Ich habe mich sogar deinetwegen rasiert und jetzt juckt meine Muschi, du Arschloch! All der Schmerz. All das Leid. Die überwältigenden Gefühle. Die grenzenlose Liebe, die aus mir quillt; Das alles zeigt mir, dass ich echt bin, Mensch bin, überhaupt da bin! […] Und ich bin zum Schluss gekommen, dass ich nichts mehr von Humbert Humbert wissen will.

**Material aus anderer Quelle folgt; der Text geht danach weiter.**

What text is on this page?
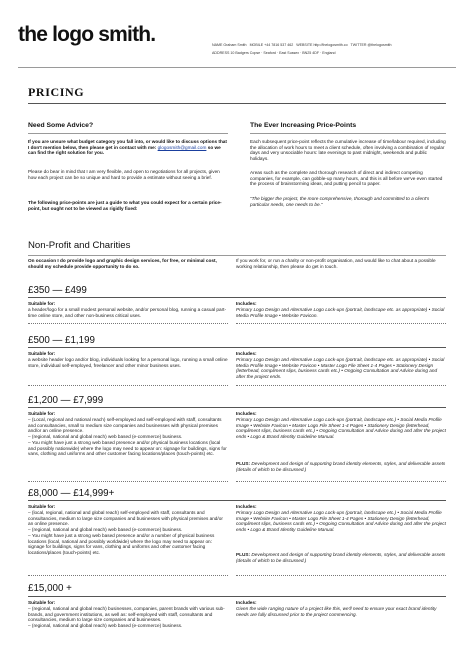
the logo smith.	NAME Graham Smith MOBILE +44 7816 537 462 WEBSITE http://thelogosmith.co TWITTER @thelogosmith
ADDRESS 10 Badgers Copse · Seaford · East Sussex · BN25 4DF · England
PRICING
Need Some Advice?
If you are unsure what budget category you fall into, or would like to discuss options that I don't mention below, then please get in contact with me: glogosmith@gmail.com so we can find the right solution for you.
Please do bear in mind that I am very flexible, and open to negotiations for all projects, given how each project can be so unique and hard to provide a estimate without seeing a brief.
The following price-points are just a guide to what you could expect for a certain price-point, but ought not to be viewed as rigidly fixed:
The Ever Increasing Price-Points
Each subsequent price-point reflects the cumulative increase of time/labour required, including the allocation of work hours to meet a client schedule, often involving a combination of regular days and very unsociable hours: late evenings to past midnight, weekends and public holidays.
Areas such as the complete and thorough research of direct and indirect competing companies, for example, can gobble-up many hours, and this is all before we've even started the process of brainstorming ideas, and putting pencil to paper.
"The bigger the project, the more comprehensive, thorough and committed to a client's particular needs, one needs to be."
Non-Profit and Charities
On occasion I do provide logo and graphic design services, for free, or minimal cost, should my schedule provide opportunity to do so.
If you work for, or run a charity or non-profit organisation, and would like to chat about a possible working relationship, then please do get in touch.
£350 — £499
Suitable for:
a header/logo for a small modest personal website, and/or personal blog, running a casual part-time online store, and other non-business critical uses.
Includes:
Primary Logo Design and Alternative Logo Lock-ups (portrait, landscape etc. as appropriate) • Social Media Profile Image • Website Favicon.
£500 — £1,199
Suitable for:
a website header logo and/or blog, individuals looking for a personal logo, running a small online store, individual self-employed, freelancer and other minor business uses.
Includes:
Primary Logo Design and Alternative Logo Lock-ups (portrait, landscape etc. as appropriate) • Social Media Profile Image • Website Favicon • Master Logo File Sheet 1-4 Pages • Stationery Design (letterhead, compliment slips, business cards etc.) • Ongoing Consultation and Advice during and after the project ends.
£1,200 — £7,999
Suitable for:
– (Local, regional and national reach) self-employed and self-employed with staff, consultants and consultancies, small to medium size companies and businesses with physical premises and/or an online presence.
– (regional, national and global reach) web based (e-commerce) business.
– You might have just a strong web based presence and/or physical business locations (local and possibly nationwide) where the logo may need to appear on: signage for buildings, signs for vans, clothing and uniforms and other customer facing locations/places (touch-points) etc.
Includes:
Primary Logo Design and Alternative Logo Lock-ups (portrait, landscape etc.) • Social Media Profile Image • Website Favicon • Master Logo File Sheet 1-4 Pages • Stationery Design (letterhead, compliment slips, business cards etc.) • Ongoing Consultation and Advice during and after the project ends • Logo & Brand Identity Guideline Manual.
PLUS: Development and design of supporting brand identity elements, styles, and deliverable assets (details of which to be discussed.)
£8,000 — £14,999+
Suitable for:
– (local, regional, national and global reach) self-employed with staff, consultants and consultancies, medium to large size companies and businesses with physical premises and/or an online presence.
– (regional, national and global reach) web based (e-commerce) business.
– You might have just a strong web based presence and/or a number of physical business locations (local, national and possibly worldwide) where the logo may need to appear on: signage for buildings, signs for vans, clothing and uniforms and other customer facing locations/places (touch-points) etc.
Includes:
Primary Logo Design and Alternative Logo Lock-ups (portrait, landscape etc.) • Social Media Profile Image • Website Favicon • Master Logo File Sheet 1-4 Pages • Stationery Design (letterhead, compliment slips, business cards etc.) • Ongoing Consultation and Advice during and after the project ends • Logo & Brand Identity Guideline Manual.
PLUS: Development and design of supporting brand identity elements, styles, and deliverable assets (details of which to be discussed.)
£15,000 +
Suitable for:
– (regional, national and global reach) businesses, companies, parent brands with various sub-brands, and government institutions, as well as: self-employed with staff, consultants and consultancies, medium to large size companies and businesses.
– (regional, national and global reach) web based (e-commerce) business.
Includes:
Given the wide ranging nature of a project like this, we'll need to ensure your exact brand identity needs are fully discussed prior to the project commencing.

Dolores, die für Humbert zu Lolita wird, verfällt aufgrund ihres Traumas ins Stockholm-Syndrom. Weswegen einige ihrer Persönlichkeitsanteile ihren Peiniger als Liebesgefährten anerkennen. Ein weiterer Seelenanteil „schreit immer wieder auf“ und neigt zu Suizidalität. Die Schauspielerinnen verkörpern sehr fesselnd und unterhaltsam die unterschiedlichen Anteile der Protagonistin, Dolores. Sie können aber auch chorisch als einheitlichen Charakter auftreten. Dies ermöglicht ihnen zusätzlich, über das Tagebuch von Humbert die Perspektive ihres Peinigers offenzulegen. Neben der Herausforderung unterschiedliche Perspektiven einer Person treffend und auch einheitlich als vollständigen Charakter auftreten zu lassen, ist der Text von >>Lolita will nicht sterben<<, den die Regisseurin mit ihrem großartigen Ensemble entwickelt hat, auf vielen Ebenen poetisch und tiefsinnig. An einigen Stellen wirkt der Text leicht überspitzt, tut der Inszenierung im Allgemein aber keinen Abbruch, weil in >>Lolita will nicht sterben<< viel mit Licht, Musik und modernen Technologien, wie einer Live-Kamera (Luna Zscharnt) gearbeitet wird. So passen die Dramatisierungen zum Gesamtkonzept des Stücks. Der anarchistische Experimentierraum, P14 beweist mit >>Lolita will nicht sterben<<, dass herausragendes Theater nicht von einem großen Budget abhängt, sondern es letztendlich auf die künstlerische Leistung ankommt.